Social Impact Internships: Amina Abdalla (’25)
My name is Amina Abdalla, and I’m a rising sophomore in course 20 (bioengineering). This summer, I had the privilege of interning at MassHealth, Massachusetts’ Medicaid and Children’s Health Insurance program. MassHealth provides free or low-cost health coverage for over 1.8 million Massachusetts residents who earn less than various financial thresholds, connecting them to essential health resources.
I have always wanted to work in healthcare; one of my most important career aspirations is to truly make an impact. I want to take the knowledge of subjects I’ve enjoyed studying so much and put it to good use – i.e., to improve people’s lives.
In my freshman fall, I took a seminar called “Genes in the News,” where we’d occasionally discuss health equity, and the role of the government in regulating and funding promising therapeutics. My involvement in MIT’s Global Health Alliance also introduced me to more ways of critically thinking about how healthcare is coordinated across communities, and how these systems can be improved.
From these experiences, I began to think about exploring a career in public health. I wanted a closer look at the work that is done to ensure people have access to high-quality care. How can processes be improved so that care is coordinated for each patient, ensuring that they have access to the same quality care? What is being done to equalize non-medical factors that are known to influence people’s overall health (social determinants of health) across socioeconomic classes?
When I landed an internship on MassHealth’s Health Plan Administration and Oversight (HPAO) team, I was very excited to begin to piece together answers to my questions. HPAO is a crucial part of MassHealth; the team manages the contracts the state maintains with healthcare providers, payers, accountable care organizations, and managed care organizations. They ensure that providers follow network adequacy standards so that there are enough care providers to meet the needs of MassHealth members. HPAO also works across departments to ensure that members’ concerns are addressed, interfacing with teams like Policy and Legal on process improvement efforts.
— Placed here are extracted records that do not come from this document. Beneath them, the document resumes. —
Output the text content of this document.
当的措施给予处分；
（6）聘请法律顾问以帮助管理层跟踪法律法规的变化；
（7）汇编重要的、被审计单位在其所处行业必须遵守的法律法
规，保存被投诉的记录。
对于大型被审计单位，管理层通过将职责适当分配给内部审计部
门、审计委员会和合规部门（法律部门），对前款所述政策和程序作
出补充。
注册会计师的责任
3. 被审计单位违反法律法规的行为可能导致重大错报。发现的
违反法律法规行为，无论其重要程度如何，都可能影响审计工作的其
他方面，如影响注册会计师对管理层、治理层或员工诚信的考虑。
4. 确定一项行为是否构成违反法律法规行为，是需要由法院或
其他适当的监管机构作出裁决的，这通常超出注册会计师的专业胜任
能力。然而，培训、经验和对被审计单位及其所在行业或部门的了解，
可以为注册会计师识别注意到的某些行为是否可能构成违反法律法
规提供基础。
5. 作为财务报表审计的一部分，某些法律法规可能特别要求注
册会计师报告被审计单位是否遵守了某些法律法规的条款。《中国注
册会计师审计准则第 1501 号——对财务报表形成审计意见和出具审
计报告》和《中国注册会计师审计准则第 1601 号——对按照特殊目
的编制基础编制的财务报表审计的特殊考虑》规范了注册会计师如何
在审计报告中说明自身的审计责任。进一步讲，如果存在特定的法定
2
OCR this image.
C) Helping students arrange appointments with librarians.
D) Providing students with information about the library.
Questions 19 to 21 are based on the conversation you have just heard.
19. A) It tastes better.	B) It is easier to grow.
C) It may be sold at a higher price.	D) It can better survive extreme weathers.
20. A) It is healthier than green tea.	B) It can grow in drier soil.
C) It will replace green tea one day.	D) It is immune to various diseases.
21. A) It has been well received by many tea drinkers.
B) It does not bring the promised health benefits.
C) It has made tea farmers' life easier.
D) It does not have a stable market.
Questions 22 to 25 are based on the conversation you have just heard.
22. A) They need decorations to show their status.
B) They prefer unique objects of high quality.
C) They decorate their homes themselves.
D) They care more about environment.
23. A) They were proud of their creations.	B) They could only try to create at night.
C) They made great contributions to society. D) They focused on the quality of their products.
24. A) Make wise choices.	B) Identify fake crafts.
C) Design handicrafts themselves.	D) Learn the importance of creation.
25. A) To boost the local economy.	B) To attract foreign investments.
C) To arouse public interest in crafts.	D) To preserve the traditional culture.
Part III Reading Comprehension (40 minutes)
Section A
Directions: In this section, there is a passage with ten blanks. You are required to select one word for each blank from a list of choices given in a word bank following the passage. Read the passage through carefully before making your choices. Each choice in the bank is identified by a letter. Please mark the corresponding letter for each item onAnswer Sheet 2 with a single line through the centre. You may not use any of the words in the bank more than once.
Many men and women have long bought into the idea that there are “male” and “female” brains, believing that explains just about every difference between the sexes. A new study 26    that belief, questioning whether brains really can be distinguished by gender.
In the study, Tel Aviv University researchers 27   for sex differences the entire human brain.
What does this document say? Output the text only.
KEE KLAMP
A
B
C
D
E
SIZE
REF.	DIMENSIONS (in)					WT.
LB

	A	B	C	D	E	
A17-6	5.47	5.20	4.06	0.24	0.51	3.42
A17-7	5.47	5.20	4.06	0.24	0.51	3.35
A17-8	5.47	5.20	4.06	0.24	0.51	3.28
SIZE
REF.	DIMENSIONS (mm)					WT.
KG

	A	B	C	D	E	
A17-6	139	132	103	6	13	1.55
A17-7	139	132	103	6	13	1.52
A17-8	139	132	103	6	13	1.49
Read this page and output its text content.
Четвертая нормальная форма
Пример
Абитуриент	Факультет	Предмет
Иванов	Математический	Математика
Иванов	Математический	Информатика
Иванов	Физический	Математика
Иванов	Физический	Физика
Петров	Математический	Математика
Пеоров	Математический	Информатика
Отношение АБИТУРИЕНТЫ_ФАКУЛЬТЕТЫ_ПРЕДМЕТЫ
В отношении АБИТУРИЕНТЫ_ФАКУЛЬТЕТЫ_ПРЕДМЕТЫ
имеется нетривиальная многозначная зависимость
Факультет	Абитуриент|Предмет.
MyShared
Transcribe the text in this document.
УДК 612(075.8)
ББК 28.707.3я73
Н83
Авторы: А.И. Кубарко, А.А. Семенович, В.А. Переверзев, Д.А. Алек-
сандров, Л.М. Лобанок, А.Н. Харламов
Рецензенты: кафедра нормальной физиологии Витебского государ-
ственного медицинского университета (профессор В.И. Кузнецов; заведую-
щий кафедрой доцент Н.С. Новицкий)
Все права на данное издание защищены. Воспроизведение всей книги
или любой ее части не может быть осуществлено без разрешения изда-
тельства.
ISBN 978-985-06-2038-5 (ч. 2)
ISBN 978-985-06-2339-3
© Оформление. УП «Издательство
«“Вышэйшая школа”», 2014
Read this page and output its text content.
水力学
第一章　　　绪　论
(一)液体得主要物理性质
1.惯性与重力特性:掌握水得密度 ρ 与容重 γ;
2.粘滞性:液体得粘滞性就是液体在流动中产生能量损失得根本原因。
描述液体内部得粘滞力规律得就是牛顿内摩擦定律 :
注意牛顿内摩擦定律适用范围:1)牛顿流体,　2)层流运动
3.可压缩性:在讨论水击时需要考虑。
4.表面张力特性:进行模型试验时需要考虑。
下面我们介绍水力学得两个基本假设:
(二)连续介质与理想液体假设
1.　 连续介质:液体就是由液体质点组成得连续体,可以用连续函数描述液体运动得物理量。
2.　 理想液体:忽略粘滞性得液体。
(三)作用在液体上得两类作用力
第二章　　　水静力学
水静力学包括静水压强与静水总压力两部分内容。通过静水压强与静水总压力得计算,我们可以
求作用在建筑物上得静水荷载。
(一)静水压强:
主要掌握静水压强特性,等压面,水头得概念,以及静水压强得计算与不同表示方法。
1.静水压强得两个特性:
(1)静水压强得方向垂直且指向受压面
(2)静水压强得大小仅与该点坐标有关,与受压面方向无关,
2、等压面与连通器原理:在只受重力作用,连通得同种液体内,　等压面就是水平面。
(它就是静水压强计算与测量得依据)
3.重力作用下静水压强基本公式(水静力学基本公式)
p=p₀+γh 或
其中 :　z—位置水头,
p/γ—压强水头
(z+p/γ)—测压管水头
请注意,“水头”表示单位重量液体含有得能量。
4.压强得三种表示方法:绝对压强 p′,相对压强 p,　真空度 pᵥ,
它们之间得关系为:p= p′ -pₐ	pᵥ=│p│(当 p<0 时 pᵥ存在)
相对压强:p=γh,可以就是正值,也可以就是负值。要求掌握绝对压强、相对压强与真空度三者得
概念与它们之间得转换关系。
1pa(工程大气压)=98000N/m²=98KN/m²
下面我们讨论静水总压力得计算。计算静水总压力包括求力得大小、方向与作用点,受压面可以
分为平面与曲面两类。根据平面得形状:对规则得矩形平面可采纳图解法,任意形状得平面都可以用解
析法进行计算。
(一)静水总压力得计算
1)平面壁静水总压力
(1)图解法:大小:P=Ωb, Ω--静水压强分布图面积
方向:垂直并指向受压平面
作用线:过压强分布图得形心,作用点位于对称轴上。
Accessing healthcare can be extremely difficult for marginalized populations. Someone who doesn’t have a car or works a demanding job would find it difficult enough to schedule and get to an appointment. Now imagine they live in an area where there aren’t enough, say, pediatricians. Traveling further to find one would simply be out of reach for most people in this situation. One of the first projects I did was a data-analysis project where I looked at MassHealth plans and access to primary care providers (adult, child, and family) across the state. Quantifying this data helps us understand where there are gaps in access. From this, we can figure out where MassHealth members are going to access these services; then, MassHealth can consider ways to solve the issue, such as finding another provider in that area. Another project I worked on was making healthcare-related documents easier to read, being mindful of members with low health literacy. Changes like these can improve millions of people’s understanding of their health benefits, making my work a small part of a hugely impactful program.
The unit I worked for at MassHealth does a lot of work to reimagine healthcare systems, in the aim of moving away from a fee-for-service model (where the care provider is paid for every service rendered) towards a value-based model (in which providers look at the entire structure of care). This involves considering situations that cause or exacerbate health conditions. For example, this could mean following up with MassHealth members experiencing homelessness after they’ve been discharged from a hospital, and working with them to secure housing. I was really impressed with this effort, since it addresses concerns I’ve heard about in healthcare regarding providers who maximize the amount of money they make by recommending unnecessary services.
In between projects, meetings, and other responsibilities, I met one-on-one with various MassHealth staff for informational interviews. With each discussion I had, I was blown away by each person’s genuine passion for their work. I talked with people who worked on things like MassHealth’s COVID-19 response, maternal health policy, and behavioral health services. Over and over, I heard people mention the scale of their outreach; how aware they were of the magnitude of their role.
My internship experience has shown me the day-to-day workings of public health administration. It’s impacted my academic life, setting me on a path towards taking more public health and health policy classes. My ideas of potential career paths have been expanded, for the first time including work in the public sector. I’m grateful to have met so many incredible people who’ve dedicated their careers to making healthcare accessible for all. I look forward to furthering my knowledge of public health as I work towards a career in healthcare.